Industry standards help enormously here. SQL is in the training data. SCD2 patterns are documented everywhere. ERD conventions are ancient and widespread. The AI has seen them countless times.

Use what the AI already knows. Don’t invent novel conventions when standard ones exist.

We settled on a workflow with two distinct layers:

Layer 1: Natural language interaction. This is where you work with the AI—iterating on problems, exploring options, asking questions. No special syntax required. Speak English.

Layer 2: Structured artifacts. The outputs of Layer 1 are structured: SQL scripts, Parquet files, Makefiles. These have precise semantics. They’re version-controlled. They’re testable.

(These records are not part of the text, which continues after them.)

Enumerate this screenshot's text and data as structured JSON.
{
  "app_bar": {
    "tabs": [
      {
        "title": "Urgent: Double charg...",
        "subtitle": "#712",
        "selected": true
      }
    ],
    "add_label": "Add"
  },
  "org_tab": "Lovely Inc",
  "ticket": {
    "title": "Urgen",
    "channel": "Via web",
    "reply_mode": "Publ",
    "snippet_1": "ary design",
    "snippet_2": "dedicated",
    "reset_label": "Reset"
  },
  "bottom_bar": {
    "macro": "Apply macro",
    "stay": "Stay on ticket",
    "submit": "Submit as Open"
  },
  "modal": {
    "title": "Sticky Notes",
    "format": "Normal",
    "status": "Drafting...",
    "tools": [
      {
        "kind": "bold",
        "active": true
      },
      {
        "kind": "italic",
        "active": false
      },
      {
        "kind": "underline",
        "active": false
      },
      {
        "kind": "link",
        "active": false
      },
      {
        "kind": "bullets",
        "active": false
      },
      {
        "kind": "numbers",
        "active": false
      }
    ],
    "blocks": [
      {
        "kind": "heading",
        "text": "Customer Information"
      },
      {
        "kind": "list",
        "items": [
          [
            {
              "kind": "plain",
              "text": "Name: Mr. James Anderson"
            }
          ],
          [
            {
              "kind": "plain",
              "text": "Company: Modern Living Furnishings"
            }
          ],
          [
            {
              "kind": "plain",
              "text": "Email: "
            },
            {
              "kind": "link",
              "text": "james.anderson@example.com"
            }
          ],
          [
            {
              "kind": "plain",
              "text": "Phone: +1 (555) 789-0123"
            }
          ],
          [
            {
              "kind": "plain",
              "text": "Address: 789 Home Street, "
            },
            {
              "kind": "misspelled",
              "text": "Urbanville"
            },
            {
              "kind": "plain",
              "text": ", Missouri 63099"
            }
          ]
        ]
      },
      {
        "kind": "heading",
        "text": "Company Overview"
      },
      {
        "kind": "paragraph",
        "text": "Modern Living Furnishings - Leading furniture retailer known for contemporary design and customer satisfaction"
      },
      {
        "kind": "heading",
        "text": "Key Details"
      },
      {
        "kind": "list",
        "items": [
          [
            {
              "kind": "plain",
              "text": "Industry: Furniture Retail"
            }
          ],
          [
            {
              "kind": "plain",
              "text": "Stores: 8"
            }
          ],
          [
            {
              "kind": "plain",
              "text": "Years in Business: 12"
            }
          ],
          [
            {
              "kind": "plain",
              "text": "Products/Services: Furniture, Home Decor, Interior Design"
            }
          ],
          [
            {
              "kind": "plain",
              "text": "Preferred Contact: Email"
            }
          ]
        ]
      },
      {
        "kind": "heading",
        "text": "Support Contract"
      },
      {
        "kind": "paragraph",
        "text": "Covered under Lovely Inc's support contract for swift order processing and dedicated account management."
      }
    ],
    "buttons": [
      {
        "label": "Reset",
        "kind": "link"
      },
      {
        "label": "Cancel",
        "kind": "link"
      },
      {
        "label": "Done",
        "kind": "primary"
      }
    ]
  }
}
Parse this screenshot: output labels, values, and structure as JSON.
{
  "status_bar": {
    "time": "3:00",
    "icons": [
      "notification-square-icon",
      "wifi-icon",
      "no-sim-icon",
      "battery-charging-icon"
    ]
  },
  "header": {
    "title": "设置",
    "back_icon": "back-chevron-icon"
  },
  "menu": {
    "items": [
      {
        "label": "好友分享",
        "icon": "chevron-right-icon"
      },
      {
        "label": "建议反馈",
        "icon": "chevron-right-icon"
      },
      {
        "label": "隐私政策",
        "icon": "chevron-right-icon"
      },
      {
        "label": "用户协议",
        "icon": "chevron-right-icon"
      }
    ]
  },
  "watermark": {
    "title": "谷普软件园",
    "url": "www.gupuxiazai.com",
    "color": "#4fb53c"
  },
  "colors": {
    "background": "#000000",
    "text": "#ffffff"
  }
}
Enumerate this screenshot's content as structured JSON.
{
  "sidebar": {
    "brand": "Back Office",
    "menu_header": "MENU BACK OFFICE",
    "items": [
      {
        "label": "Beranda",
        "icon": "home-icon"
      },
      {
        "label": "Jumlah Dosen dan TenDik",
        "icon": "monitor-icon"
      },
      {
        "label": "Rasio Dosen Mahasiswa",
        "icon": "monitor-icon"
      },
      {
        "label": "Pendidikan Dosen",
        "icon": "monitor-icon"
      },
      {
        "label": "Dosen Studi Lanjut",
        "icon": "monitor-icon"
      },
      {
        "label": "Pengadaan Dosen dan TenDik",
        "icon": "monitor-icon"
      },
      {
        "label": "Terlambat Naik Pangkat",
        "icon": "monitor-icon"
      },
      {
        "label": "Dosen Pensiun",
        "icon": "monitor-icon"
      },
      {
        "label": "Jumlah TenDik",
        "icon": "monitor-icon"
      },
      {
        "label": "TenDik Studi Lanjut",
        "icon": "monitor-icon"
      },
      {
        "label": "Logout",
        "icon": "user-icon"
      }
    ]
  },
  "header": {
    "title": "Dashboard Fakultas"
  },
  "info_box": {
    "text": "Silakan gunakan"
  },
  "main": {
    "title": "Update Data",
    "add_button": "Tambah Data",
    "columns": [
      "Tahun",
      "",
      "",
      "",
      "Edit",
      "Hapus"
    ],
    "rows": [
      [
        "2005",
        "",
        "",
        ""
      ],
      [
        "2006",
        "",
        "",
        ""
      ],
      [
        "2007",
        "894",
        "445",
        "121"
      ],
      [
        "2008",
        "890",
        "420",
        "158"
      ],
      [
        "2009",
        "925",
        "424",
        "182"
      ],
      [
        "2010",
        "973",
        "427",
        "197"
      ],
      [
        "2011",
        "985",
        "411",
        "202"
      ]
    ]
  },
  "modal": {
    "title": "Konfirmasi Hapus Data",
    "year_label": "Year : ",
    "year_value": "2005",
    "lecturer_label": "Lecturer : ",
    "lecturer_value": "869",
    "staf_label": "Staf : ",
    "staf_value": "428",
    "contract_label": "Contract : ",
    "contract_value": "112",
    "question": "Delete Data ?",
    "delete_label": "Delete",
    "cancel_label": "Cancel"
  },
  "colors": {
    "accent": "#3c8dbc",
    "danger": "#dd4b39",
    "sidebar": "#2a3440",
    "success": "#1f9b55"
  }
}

The magic happens at the interface between these layers. The AI translates your natural language into structured artifacts. But it can only do this well if the target structure is clear.

This is why we spent hours on entity table design before writing a single line of SQL. The upfront investment in structure paid dividends in every subsequent interaction.

Before your next AI-assisted project:

  1. Design your schema first. Entity tables, relation tables, clear primary keys, standard naming. This work pays compound interest.

  2. Name things conventionally. create/ for creation scripts, test/ for tests, valid_from for temporal bounds. Don’t be creative with names.

  3. Use standard formats. Parquet is self-describing. SQL is universal. Makefiles are ancient but well-understood. These aren’t just technically good choices—they’re choices the AI recognizes.

  4. Skip the lengthy prompts. If you need a page of instructions to explain your data, your data structure is wrong. Fix the structure, not the prompt.

The irony is inescapable: preparing for AI assistance looks exactly like preparing for human collaboration. Clear organization. Standard conventions. Self-documenting names. What makes code readable by humans makes it readable by AI.

Structure becomes more important with conversational AI, not less. But with AI, good structure is also easier to create and maintain. The investment pays off faster than ever.


Based on a hackathon session at CEU MicroData, February 2026.